C’est tout cela que le Hirak entend balayer définitivement, pour passer à la nouvelle Algérie à laquelle aspire tout un peuple !
AU.L.
Notes :
(1) Les conservateurs toujours dans la soumission : Abderrazak Mokri, responsable du MSP, propose de déplacer la capitale algérienne à l’intérieur du pays, mais il ne dit pas de quel pays. Probablement l’Arabie Saoudite, le Qatar ou les Émirats, en bon vassal de ses maîtres arabo-islamistes orientaux. Par hypocrisie, M. Mokri ne dit pas le fond de sa pensée qui est perceptible à mille lieues : il voudrait tout simplement une capitale dékabylisée. Abderrazak Mokri, comme tout le vieux personnel politique issu du néo-FLN et islamiste est toujours dans le tribalisme, le régionalisme et l’exclusion d’une partie des citoyens, qui ne seraient pas ‘’totalement des citoyens’’, de son point de vue. Sur ce point, Abderrazak Mokri ne diffère pas de ceux qui sont à El Mouradia ou aux Tagarins et qui vont prendre leurs consignes à Ryad, Doha ou Abou Dhabi….
(2) Le faux débat suscité par la visite rendue par Bouregaa et Bouchachi à Ali Benhadj.

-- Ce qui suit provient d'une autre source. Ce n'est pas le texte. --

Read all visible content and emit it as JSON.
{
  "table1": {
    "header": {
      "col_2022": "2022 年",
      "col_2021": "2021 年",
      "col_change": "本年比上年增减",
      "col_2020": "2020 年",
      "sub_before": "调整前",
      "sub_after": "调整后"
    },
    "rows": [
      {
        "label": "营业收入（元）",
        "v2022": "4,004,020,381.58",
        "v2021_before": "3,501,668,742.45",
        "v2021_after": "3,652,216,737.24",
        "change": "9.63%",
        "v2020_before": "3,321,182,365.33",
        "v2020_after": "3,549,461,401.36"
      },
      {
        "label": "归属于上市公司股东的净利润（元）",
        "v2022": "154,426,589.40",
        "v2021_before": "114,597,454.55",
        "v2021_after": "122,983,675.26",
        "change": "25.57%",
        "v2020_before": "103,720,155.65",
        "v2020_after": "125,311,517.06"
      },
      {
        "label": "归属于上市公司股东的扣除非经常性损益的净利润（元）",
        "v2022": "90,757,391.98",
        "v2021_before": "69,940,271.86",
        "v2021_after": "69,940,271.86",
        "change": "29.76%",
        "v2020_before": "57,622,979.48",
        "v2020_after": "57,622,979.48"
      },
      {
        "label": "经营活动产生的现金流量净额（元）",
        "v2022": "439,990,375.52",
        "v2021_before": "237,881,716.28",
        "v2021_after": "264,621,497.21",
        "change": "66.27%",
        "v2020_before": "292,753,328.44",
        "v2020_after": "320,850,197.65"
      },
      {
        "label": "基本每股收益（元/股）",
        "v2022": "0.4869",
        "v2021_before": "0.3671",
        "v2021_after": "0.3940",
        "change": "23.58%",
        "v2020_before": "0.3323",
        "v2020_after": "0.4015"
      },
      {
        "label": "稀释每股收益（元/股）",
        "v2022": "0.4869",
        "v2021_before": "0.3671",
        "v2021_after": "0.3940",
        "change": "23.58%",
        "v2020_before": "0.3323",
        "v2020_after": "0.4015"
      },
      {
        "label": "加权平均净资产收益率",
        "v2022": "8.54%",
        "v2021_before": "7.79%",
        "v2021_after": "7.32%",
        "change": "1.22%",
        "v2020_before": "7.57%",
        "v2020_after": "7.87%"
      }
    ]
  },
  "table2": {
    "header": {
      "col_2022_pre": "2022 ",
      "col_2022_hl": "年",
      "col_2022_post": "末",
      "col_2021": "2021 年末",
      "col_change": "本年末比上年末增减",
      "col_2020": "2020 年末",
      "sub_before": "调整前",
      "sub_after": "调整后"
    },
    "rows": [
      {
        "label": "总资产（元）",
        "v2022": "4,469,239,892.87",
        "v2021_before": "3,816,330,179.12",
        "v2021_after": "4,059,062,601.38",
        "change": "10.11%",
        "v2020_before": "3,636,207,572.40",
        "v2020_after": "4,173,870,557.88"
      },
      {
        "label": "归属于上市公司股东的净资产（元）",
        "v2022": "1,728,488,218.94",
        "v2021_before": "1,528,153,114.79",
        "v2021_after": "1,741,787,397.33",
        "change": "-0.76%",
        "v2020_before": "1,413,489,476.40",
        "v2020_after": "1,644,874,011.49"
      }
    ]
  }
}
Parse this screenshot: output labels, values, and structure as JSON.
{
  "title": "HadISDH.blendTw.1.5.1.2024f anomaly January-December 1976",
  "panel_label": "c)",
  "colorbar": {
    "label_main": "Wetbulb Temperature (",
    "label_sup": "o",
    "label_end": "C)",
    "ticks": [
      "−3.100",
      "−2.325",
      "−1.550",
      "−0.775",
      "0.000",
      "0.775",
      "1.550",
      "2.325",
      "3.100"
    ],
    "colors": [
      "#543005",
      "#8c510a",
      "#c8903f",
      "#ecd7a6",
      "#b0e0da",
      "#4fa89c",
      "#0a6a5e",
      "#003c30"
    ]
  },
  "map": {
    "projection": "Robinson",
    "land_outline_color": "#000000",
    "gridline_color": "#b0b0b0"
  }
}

Ali Benhadj joue la victimisation pour susciter la pitié puis la solidarité de la jeunesse algérienne. C’est une recette bien connue de l’extrême droite en Europe (FN particulièrement) ; le reproche souvent entendu : « L’État sauvage qui ne le laisse même pas aller prier dans la mosquée de son choix, ou participer aux manifestations publiques… ». Cet acharnement sur Ali Benhadj est perçu comme une taghennant/hogra/injustice , méthode d’un État voyou. Nos journalistes peuvent aller interviewer les jeunes de Bachdjarah, Ben Omar, Hay El Badr, El Harrach… ils seront surpris par leur réaction. La justice ne l’a pas condamné à une assignation à résidence quand il a été jugé et condamné à 12 ans de prison ; peine qu’il a purgé. Ali Benhadj utilise intelligemment cette répression extra-judiciaire pour entretenir son aura auprès d’une partie de la jeunesse algéroise, et le pouvoir est complice. Cependant, personne ne doit se faire d’illusions. Cet homme n’est pas devenu soudainement démocrate, il est toujours le même , prêt à faire brûler le pays pour assouvir ses désirs de pouvoir… au nom de Dieu et de la chariaâ !
Si cette éventualité se concrétisait, la note ne serait pas 200 000 morts, mais le double ou le triple. Mais cela, les Algériens le savent.